Arising from this discussion:
When I have (zsh 5.8, bash 5.1.0)
var="ASCII"
echo "${var} has the length ${#var}, and is $(printf "%s" "$var"| wc -c) bytes long"
the answer is simple: these are 5 characters, occupying five bytes.
Now, var=Müller yields
Müller has the length 6, and is 7 bytes long
Which suggests the ${#} operator counts codepoints, not bytes. This is a bit unclear in POSIX, where they say it counts "characters". This would be clearer if characters in POSIX C weren't octets, normally.
Anyways: Nice! Kind of good, seeing that LANG==en_US.utf8.
Now,
var='♀️'
echo "${var} has the length ${#var}, and is $(printf "%s" "$var"| wc -c) bytes long"
♀️ has the length 5, and is 17 bytes long
Soooo, we decompose "Mermaid of dark skin color" into the Unicode codepoint
- Merperson
- Dark skin tone
- Zero-Width Joiner
- Female
- Print print the previous character as emoji
Fine, so we're really counting Unicode codepoints!
var="e\xcc\x81"
echo "${var} has the length ${#var}, and is $(printf "%s" "$var"| wc -c) bytes long"

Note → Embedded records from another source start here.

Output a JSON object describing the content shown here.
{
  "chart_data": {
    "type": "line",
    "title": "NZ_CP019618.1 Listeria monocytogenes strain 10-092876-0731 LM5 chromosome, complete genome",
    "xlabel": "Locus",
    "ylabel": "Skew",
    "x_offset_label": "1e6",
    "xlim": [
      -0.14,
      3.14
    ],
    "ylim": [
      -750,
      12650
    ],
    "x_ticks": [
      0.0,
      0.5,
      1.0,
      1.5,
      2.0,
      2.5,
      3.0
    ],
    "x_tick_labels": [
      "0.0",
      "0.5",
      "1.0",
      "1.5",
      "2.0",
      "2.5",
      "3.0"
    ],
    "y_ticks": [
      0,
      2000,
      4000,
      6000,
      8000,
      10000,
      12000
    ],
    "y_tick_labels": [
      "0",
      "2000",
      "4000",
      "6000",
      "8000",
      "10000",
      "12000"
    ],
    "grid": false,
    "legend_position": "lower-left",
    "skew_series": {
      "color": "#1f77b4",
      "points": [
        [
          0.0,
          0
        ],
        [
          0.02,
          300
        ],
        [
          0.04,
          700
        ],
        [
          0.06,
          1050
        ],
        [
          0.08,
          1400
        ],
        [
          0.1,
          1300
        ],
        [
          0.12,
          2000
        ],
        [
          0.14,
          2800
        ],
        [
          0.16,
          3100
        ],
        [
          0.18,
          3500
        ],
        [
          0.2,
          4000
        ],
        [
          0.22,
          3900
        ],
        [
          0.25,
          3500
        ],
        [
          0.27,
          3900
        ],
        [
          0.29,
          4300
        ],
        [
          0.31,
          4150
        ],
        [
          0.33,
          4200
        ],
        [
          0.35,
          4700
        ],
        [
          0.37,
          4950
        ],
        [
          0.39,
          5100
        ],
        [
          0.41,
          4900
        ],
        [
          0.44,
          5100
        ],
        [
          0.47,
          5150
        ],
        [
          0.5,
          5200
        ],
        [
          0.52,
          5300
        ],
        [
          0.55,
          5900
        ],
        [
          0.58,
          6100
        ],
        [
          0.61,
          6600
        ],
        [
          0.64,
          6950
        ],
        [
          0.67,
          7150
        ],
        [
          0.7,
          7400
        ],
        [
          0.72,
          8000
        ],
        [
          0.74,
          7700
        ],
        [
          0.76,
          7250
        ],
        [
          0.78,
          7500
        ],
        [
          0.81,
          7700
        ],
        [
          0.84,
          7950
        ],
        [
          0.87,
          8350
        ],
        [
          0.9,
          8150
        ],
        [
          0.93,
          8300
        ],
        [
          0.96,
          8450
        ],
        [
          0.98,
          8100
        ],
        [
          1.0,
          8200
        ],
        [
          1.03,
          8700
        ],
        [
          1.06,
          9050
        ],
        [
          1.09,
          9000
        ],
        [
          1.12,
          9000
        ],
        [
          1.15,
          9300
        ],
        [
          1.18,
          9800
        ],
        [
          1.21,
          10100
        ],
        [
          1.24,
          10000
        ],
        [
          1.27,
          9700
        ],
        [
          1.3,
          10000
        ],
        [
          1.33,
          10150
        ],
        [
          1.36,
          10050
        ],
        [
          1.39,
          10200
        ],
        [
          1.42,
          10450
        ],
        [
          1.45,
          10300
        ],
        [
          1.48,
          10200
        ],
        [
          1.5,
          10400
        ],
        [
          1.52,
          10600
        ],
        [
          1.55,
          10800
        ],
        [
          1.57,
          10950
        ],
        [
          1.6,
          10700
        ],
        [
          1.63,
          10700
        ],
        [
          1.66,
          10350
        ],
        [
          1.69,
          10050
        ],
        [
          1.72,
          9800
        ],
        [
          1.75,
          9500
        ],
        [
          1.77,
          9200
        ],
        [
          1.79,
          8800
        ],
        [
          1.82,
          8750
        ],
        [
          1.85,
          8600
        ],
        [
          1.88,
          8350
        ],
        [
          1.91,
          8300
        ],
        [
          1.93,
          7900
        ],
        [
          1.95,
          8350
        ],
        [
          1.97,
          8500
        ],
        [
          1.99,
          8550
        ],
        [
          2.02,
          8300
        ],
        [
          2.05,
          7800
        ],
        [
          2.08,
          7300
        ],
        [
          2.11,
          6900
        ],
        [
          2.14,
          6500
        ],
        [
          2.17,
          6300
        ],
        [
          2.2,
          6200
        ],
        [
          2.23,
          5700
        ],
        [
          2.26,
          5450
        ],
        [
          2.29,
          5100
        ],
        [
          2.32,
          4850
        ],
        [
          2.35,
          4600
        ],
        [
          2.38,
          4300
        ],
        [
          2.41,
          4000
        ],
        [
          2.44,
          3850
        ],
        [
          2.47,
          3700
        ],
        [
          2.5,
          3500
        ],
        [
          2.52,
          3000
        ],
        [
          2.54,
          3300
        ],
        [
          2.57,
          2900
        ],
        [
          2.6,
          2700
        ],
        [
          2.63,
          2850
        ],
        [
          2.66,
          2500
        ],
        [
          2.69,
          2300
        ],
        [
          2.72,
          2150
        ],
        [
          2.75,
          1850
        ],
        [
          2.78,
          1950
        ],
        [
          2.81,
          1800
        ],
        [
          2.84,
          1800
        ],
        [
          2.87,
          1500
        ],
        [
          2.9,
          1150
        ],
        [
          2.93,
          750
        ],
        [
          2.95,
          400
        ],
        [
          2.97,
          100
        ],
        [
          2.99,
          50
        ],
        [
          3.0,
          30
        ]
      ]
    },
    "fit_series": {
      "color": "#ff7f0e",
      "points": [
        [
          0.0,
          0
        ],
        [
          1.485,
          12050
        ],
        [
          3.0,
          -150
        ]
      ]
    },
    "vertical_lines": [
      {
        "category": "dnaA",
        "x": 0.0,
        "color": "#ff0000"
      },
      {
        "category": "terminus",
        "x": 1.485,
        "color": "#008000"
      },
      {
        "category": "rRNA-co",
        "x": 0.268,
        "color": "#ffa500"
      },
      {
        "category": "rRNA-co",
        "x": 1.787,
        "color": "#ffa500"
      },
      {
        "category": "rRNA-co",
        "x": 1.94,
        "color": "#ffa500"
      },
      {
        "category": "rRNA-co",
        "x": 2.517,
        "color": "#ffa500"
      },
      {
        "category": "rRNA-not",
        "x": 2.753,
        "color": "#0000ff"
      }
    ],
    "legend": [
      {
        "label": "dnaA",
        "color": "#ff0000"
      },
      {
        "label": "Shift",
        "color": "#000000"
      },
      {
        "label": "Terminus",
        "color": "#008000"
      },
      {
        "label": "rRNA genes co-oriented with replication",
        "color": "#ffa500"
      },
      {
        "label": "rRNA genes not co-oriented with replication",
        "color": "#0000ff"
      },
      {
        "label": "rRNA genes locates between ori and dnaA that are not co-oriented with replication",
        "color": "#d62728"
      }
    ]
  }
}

é has the length 9, and is 9 bytes long
(of course, my console font decided that the ´ combines with the following space, not the preceding e. The latter would be correct. But let's leave my rage about that for somewhen else.)
Um, a slight "wat" is in order here.
> printf "e\xcc\x81"|wc -c
3
> printf "%s" "${var}" |wc -c
9
> echo -n ${var} |wc -c
3
> echo "${var} has the length ${#var}, and is $(printf "%s" "$var"| wc -c) bytes long"
é has the length 9, and is 9 bytes long
> printf "%s" "${var}" |xxd
00000000: 655c 7863 635c 7838 31 e\xcc\x81
Here's where I give up.
echo $var, echo ${var} and echo "${var}" all "correctly" emit three bytes. However, echo ${#var} tells me it's 9 charachters.
Where is this documented/standardized, what's the rules for all this?